Erika moría de ansiedad por escuchar el resto, pero se mordió la lengua para no presionar a Cristina.
Unos minutos después, Cristina colgó el teléfono, le dio un sorbo a su café y continuó:
—Cuando Emilia descubrió que Penélope había tenido el descaro de cambiar a los bebés, no la denunció. En lugar de eso, tomó al bebé que Penélope había cambiado y lo intercambió de nuevo con el de otra familia. ¿Me sigues? Supongamos que Penélope cambió a tu bebé por el mío, pues Emilia tomó el mío y lo cambió por el de otra familia más. Al final, las tres familias terminaron criando a una hija que no era biológicamente suya.
Erika se quedó de piedra. Si eso era cierto, ella no pertenecía a la familia Jiménez. ¡Ese era el error!

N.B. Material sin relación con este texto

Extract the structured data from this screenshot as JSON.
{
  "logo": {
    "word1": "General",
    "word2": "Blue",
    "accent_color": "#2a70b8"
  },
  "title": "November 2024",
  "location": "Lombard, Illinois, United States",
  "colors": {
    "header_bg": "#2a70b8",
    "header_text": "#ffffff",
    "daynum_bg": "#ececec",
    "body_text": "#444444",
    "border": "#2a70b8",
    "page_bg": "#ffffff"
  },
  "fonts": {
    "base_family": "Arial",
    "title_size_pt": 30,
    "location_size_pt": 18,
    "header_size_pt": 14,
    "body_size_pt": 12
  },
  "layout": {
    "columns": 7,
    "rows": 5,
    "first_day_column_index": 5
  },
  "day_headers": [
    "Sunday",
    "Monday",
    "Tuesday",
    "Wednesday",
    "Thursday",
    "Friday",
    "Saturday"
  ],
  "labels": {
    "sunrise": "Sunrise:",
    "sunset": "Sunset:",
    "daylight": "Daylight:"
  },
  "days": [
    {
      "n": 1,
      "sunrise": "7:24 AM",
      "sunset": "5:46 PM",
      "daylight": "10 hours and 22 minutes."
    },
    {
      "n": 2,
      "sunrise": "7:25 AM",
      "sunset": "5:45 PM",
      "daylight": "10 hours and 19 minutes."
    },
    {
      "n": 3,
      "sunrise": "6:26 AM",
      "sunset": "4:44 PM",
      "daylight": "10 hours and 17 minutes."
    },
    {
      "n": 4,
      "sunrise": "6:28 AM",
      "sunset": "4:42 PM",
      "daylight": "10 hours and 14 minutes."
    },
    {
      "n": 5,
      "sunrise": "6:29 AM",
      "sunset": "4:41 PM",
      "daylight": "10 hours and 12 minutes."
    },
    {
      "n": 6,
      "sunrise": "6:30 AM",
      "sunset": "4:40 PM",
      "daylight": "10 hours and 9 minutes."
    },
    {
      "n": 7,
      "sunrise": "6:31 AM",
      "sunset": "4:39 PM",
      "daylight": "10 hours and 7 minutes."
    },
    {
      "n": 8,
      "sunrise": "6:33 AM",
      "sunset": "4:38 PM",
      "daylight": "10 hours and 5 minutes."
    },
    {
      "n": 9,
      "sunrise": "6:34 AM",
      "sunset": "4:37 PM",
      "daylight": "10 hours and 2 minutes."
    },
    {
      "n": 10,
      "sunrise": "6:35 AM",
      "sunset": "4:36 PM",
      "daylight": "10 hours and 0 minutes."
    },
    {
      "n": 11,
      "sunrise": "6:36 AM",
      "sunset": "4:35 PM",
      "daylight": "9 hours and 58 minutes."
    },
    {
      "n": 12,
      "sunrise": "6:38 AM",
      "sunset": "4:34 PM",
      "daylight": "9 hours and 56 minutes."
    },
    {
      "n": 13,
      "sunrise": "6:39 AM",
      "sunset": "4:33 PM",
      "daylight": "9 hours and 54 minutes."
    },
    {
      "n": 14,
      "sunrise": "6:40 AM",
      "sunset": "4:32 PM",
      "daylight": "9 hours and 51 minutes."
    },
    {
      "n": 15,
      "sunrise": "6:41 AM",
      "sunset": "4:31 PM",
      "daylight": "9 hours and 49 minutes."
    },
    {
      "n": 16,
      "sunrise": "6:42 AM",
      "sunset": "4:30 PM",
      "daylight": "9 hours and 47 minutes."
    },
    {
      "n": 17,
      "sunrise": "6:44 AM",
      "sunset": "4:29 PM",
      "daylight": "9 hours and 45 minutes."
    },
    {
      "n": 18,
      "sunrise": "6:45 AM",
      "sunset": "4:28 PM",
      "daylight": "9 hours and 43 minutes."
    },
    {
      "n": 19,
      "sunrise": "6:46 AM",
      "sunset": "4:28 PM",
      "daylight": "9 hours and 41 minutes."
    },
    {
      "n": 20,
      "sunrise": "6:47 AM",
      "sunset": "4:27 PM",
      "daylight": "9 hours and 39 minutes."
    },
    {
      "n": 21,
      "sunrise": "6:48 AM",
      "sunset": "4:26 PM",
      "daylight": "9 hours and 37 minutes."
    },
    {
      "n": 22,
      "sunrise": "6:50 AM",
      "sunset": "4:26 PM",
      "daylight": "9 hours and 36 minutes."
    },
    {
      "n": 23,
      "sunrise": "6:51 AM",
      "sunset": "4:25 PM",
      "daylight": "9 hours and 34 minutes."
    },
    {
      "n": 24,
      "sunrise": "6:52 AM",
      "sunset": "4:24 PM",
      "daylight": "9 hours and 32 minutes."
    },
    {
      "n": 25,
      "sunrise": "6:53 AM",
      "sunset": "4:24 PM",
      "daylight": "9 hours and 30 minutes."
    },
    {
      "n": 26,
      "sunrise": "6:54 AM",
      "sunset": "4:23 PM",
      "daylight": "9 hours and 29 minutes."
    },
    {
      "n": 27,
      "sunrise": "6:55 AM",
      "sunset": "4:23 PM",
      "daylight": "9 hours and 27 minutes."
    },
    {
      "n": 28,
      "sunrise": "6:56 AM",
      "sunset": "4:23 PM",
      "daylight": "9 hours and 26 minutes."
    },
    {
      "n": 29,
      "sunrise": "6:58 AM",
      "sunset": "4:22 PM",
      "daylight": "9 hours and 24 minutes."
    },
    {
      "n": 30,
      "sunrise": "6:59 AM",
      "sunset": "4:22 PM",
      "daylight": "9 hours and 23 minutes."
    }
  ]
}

—¿Quiénes eran las otras dos familias? —preguntó Erika apresuradamente.
Se cuidó de no revelar que ya sabía de la existencia de la familia Jiménez. ¿Y cuál era la otra familia? Hasta ahora no había encontrado ninguna pista.
Cristina soltó un suspiró.
—Según me contó Emilia, el apellido de una de las madres era muy raro y no logró recordarlo, solo sabía que el esposo se apellidaba Jiménez. La otra madre era de apellido Yáñez. A ella sí la recordaba porque tenía un aura de suma elegancia, hablaba como alguien de la alta sociedad y estaba rodeada de sirvientas muy educadas. Era evidente que tenía mucho más dinero y clase que la señora Jiménez. El plan de Penélope era entregar a su propia hija a la familia Yáñez, pero con el truco que hizo Emilia, la hija de Penélope terminó con la familia Jiménez, y tú...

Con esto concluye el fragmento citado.